While their initial relationship was built on a lie, Catfish facilitated the opportunity for them to get to know each other on a real basis. Jeremy ended up having a complicated conversation with his sister Meka about racial identity, while he and Colleen ultimately started a relationship that is still going to this day.
The Show Forces People To Stop Lying To Themselves
If The Wolf of Wall Street taught us anything, it's that lying and opportunism make the world go round. Lies, of all shapes and sizes, infect our air and water as much as plastic particles, and while corrupt governments, mega-corporations, and cheating partners (Justin Timberlake, your time will come) everywhere know this, that doesn't mean it's good for us.
It's easy to paint lying as a one-tier act, something that people intentionally do to hurt others, and in the context of Catfish, this is often true. Catfishers will concoct entire fictional universes in order to secure nudes, confessions of love, and even marital commitments from doting strangers. But one of the strengths of the show is that it showcases and calls out all the less obvious lies people tell, particularly to themselves. While the big reveal forces the hand of catfishers creating obvious lies, the arc of each episode forces the hopeless romantic to admit how many red flags they've overlooked, the goalposts they've moved for infatuation, and in many cases, the full-on denial they've embraced.

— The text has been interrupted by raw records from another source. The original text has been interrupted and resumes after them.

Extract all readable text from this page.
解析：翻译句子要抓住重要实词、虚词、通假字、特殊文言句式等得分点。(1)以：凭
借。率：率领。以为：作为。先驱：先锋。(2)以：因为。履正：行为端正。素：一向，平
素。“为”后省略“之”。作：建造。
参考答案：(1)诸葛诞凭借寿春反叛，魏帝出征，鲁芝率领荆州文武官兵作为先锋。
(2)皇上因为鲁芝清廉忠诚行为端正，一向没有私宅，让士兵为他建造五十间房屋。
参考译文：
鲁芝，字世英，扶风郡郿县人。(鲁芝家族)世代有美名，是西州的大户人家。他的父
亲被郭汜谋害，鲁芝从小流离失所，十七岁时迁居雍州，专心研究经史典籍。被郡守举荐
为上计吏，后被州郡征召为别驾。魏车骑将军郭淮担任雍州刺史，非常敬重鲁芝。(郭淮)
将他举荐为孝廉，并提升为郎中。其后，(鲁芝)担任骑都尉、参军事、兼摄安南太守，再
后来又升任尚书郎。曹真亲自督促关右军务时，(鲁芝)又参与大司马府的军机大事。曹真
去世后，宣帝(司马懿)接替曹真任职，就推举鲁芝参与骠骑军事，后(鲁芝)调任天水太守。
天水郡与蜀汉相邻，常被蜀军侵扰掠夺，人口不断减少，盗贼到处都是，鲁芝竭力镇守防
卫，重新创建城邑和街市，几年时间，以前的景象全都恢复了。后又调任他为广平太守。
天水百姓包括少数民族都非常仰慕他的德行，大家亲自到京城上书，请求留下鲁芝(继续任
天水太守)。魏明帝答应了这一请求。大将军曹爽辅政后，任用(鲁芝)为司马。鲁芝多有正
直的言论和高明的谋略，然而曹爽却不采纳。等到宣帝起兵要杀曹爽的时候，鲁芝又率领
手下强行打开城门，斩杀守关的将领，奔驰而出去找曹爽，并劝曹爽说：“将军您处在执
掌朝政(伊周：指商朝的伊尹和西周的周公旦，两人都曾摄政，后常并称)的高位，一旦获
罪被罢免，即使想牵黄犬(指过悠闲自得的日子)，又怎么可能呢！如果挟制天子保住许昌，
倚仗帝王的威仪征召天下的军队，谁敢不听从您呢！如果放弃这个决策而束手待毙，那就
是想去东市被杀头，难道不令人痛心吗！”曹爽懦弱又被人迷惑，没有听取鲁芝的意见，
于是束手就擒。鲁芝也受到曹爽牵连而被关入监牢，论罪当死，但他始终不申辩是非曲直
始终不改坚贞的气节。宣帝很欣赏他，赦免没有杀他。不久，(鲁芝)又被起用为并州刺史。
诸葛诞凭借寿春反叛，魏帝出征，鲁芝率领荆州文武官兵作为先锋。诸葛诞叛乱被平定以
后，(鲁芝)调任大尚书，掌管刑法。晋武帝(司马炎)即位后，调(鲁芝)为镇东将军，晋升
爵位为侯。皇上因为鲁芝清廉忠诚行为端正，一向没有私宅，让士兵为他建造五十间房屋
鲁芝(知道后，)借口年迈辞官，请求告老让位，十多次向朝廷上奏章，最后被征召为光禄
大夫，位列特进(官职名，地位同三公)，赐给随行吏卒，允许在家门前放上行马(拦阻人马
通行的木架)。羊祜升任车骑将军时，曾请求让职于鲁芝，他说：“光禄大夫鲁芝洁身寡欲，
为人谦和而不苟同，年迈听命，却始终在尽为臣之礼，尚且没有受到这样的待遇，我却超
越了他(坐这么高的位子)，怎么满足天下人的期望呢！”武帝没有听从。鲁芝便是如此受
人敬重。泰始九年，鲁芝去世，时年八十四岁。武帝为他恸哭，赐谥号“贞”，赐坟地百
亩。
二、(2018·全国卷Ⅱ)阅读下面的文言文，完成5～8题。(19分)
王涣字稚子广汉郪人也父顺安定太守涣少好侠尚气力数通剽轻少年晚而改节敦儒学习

In one intense episode, Chelsea sets out to meet her online crush Charles from Plenty of Fish, only to discover she's been catfished by her best friend Domo. When asked for the reasoning behind the theatrical betrayal, Domo explains this was the singular way she knew how to express her true feelings: "I had a crush on you for almost two years now. I was scared, and I felt more comfortable being this guy, who I know you liked, who was your type. I want to see if you want to be more than friends."
To make matters more intense, Chelsea's not only living with Domo but sharing a bed with her at the time of this episode (Shakespeare is quaking in his grave at this drama). After finding out the truth, Chelsea quickly moves back home, and Domo is forced to accept that she couldn't devoutly hide her sexuality, nor could she trick her friend if she wanted to have healthy relationships. After the initial reveal, the two sit with Max and Nev to hash out boundaries in hopes of rebuilding the friendship. And while Domo's forced to get honest with herself about her desires, Chelsea has to stop lying to herself about red flags.
So while Catfish may be a show that regularly gasps at blurry nudes, shows us screenshots of people's drunken emoji-laden confessions, and features men convinced they're dating Katy Perry (even after he met the catfish he still thought Katy was waiting for him), it's also a show that models healthy and restorative ways of resolving conflict. At least, that's what I tell myself when I've been watching it for 10 hours.